Italian media reported at least 18 people had died since Monday, most of them elderly.

"These deaths are probably not by chance," Donato Greco, the Health Ministry official in charge of managing the heat emergency, said after he was asked about the reported deaths.

However, Greco said the full toll from the heat wave can only be known after it ends when statisticians can compare the number of deaths to the same period last year when it was cooler.

The deaths of two elderly people on Wednesday were believed to be related to the heat, the Italian news agency Apcom said. A 90-year-old man died two days after he was hospitalized in Milan feeling ill during the heat.
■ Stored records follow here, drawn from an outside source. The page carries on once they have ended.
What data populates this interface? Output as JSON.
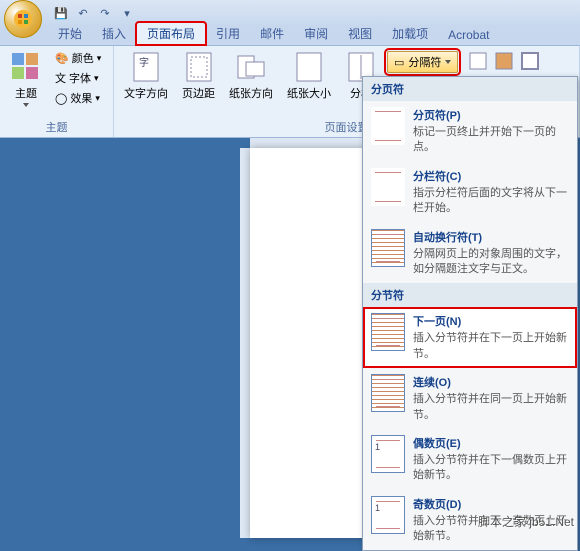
{
  "qat": {
    "save": "💾",
    "undo": "↶",
    "redo": "↷",
    "dd": "▾"
  },
  "tabs": {
    "items": [
      "开始",
      "插入",
      "页面布局",
      "引用",
      "邮件",
      "审阅",
      "视图",
      "加载项",
      "Acrobat"
    ],
    "active_index": 2,
    "highlight_index": 2
  },
  "ribbon": {
    "theme": {
      "label": "主题",
      "btn": "主题",
      "colors": "颜色",
      "fonts": "字体",
      "effects": "效果"
    },
    "page_setup": {
      "label": "页面设置",
      "text_dir": "文字方向",
      "margins": "页边距",
      "orientation": "纸张方向",
      "size": "纸张大小",
      "columns": "分栏",
      "breaks": "分隔符"
    }
  },
  "menu": {
    "section_breaks_hdr": "分页符",
    "page_break": {
      "title": "分页符(P)",
      "desc": "标记一页终止并开始下一页的点。"
    },
    "column_break": {
      "title": "分栏符(C)",
      "desc": "指示分栏符后面的文字将从下一栏开始。"
    },
    "wrap_break": {
      "title": "自动换行符(T)",
      "desc": "分隔网页上的对象周围的文字，如分隔题注文字与正文。"
    },
    "section_hdr": "分节符",
    "next_page": {
      "title": "下一页(N)",
      "desc": "插入分节符并在下一页上开始新节。"
    },
    "continuous": {
      "title": "连续(O)",
      "desc": "插入分节符并在同一页上开始新节。"
    },
    "even_page": {
      "title": "偶数页(E)",
      "desc": "插入分节符并在下一偶数页上开始新节。"
    },
    "odd_page": {
      "title": "奇数页(D)",
      "desc": "插入分节符并在下一奇数页上开始新节。"
    }
  },
  "watermark": "脚本之家 jb51.Net"
}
Heat was also suspected in the apparent heart attack of an elderly man in Milan, whose body was found by ambulance crews in his home.

Media reports also quoted doctors as saying the heat might have aggravated heart and other medical problems of nine of those who died on Tuesday.

Blasts of torrid air from northern Africa were blamed for the rise in temperatures, which hit about 93 degrees in Rome at midday Wednesday and 90 degrees in Milan.

Weather forecasters said rain showers are expected to lower temperatures in northern Italy by a degree or two over the next couple of days, but the mercury in the south would continue to rise.

Concern for the elderly rose this week after Italy's statistics bureau said 20,000 deaths in the summer of 2003 may have been caused by a long and severe heat wave, much higher than the government's previous estimate of 8,000. Most of the victims were elderly.

Greco said there were plans for daily monitoring of the elderly in the northern cities of Milan, Bologna, Turin, Brescia, Genoa, as well as in Rome, and Palermo, Sicily in the south.

The heat has Italians turning up the air conditioning, causing a record demand for electricity.